Dois dias antes; quando estava preparando suas malas e abandonando para sempre o quarto da pensão de estudantes da rua Benito Blanco esquina Scoseria, onde tinha vivido os últimos cinco anos; teve seu enfrentamento derradeiro com Raquel.

Ela morava há quatro anos na pensão de estudantes; desde que fora abandonada pelo seu antigo amor. Agora tinha 26 anos e adorava o jovem estudante que sempre fora tão carinhoso. Mas ele ia embora, talvez para sempre, e a pobre garota enfrentava o mesmo drama pela segunda vez:

–Te vás assim, Martin? – perguntou ela desesperada.

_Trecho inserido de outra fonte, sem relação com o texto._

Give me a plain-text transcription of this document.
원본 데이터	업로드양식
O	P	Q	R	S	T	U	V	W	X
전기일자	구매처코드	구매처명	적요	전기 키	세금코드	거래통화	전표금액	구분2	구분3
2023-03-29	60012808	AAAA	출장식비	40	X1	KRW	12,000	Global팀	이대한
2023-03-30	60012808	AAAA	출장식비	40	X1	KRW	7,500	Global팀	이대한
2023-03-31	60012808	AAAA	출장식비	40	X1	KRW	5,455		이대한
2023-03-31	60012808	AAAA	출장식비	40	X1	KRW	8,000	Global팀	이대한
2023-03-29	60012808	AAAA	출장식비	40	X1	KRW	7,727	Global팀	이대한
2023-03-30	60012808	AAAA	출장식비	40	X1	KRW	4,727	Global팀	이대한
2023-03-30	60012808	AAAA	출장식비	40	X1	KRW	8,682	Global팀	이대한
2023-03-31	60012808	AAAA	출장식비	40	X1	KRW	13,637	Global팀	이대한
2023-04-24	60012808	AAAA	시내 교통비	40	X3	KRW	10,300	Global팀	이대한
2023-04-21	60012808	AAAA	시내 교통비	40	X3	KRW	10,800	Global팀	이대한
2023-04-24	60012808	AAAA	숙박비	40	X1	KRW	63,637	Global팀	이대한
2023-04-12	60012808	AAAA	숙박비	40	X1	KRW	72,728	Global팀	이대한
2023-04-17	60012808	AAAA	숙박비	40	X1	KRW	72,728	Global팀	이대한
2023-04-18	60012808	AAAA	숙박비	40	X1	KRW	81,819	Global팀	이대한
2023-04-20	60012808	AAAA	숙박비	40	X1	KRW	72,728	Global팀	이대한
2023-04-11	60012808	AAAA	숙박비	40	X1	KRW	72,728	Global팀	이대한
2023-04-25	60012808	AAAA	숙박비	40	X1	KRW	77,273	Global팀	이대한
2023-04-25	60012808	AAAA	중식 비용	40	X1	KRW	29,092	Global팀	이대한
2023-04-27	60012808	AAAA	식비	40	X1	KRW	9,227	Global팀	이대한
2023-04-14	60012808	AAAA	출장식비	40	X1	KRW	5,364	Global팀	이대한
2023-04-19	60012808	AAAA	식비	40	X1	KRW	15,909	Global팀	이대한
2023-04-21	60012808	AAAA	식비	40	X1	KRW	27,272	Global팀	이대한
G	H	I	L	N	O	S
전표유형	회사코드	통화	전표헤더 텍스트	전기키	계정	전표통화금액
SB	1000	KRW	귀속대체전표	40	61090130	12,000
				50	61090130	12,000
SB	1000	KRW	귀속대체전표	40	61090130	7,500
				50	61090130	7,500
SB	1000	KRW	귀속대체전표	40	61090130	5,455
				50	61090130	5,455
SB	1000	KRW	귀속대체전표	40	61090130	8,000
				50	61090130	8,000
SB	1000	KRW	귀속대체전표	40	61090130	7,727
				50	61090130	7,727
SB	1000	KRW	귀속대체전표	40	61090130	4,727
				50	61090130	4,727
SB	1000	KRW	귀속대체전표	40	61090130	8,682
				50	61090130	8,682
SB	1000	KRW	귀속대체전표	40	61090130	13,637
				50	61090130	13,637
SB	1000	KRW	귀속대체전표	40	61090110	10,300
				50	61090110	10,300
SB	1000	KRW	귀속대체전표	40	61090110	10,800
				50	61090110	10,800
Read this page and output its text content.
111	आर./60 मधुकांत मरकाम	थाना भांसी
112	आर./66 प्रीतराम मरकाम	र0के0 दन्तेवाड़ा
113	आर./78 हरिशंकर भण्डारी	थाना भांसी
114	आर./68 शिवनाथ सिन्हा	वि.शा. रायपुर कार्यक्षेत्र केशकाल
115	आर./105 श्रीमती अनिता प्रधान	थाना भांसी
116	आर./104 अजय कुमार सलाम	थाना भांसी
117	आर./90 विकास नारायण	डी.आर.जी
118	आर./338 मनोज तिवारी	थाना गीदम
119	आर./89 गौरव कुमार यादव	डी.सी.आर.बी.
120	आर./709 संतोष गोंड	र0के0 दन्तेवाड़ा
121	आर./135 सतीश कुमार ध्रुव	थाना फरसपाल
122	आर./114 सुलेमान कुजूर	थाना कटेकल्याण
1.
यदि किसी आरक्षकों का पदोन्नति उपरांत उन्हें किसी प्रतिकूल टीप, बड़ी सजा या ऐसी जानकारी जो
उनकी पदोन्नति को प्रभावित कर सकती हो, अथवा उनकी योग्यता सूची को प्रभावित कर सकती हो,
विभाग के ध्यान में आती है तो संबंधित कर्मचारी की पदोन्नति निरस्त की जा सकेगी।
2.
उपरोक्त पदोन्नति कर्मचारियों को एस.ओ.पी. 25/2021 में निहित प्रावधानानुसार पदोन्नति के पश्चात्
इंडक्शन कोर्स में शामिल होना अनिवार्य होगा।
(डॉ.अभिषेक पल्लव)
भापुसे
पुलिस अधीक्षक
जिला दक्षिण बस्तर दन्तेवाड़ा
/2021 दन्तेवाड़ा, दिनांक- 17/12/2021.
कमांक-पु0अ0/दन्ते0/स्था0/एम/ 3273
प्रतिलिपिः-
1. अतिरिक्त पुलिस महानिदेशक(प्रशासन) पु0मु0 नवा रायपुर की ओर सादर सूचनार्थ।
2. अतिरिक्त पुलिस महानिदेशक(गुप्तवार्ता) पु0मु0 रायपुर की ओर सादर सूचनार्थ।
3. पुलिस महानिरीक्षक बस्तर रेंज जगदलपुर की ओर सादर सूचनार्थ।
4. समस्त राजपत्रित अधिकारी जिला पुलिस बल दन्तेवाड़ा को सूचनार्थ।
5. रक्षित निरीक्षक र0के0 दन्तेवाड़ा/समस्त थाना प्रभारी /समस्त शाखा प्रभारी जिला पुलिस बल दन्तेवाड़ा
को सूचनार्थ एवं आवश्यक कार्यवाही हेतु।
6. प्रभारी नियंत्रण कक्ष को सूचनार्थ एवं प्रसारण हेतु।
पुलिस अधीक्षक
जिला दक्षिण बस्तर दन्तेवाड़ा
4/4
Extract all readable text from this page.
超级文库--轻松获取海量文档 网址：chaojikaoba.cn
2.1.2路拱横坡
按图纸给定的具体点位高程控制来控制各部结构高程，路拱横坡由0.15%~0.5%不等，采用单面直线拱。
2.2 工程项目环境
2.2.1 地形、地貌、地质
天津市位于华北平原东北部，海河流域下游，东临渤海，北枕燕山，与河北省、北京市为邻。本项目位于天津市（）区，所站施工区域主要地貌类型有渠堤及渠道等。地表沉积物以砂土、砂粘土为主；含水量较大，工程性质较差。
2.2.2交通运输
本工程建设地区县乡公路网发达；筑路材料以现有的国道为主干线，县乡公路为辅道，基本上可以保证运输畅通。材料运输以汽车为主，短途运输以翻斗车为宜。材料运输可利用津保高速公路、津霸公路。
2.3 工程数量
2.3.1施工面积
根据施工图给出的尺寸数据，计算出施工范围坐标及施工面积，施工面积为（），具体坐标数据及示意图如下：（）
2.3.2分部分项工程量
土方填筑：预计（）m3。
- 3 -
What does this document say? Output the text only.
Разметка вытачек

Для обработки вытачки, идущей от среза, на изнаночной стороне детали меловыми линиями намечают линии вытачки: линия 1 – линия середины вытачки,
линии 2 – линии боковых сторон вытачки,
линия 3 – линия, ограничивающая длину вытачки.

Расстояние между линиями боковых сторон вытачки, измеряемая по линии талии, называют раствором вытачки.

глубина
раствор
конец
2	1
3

–Assim como? – disse ele, distraído, fechando com fita crepe uma caixa de papelão cheia de livros de história.

–Sem mais nem menos?

–Não entendo onde queres chegar – disse ele, recolhendo seus quadros da parede e colocando todos numa caixa de papelão, junto com o resto da tralha miúda que estava levando aos poucos para o carro.

–Vás embora para Europa e me deixas aqui, sozinha.

–Não posso te levar para onde vou e nem para o que vou fazer. Além do mais, tu tens um emprego, coisa que eu não tenho... mas o terei nos próximos cinco anos.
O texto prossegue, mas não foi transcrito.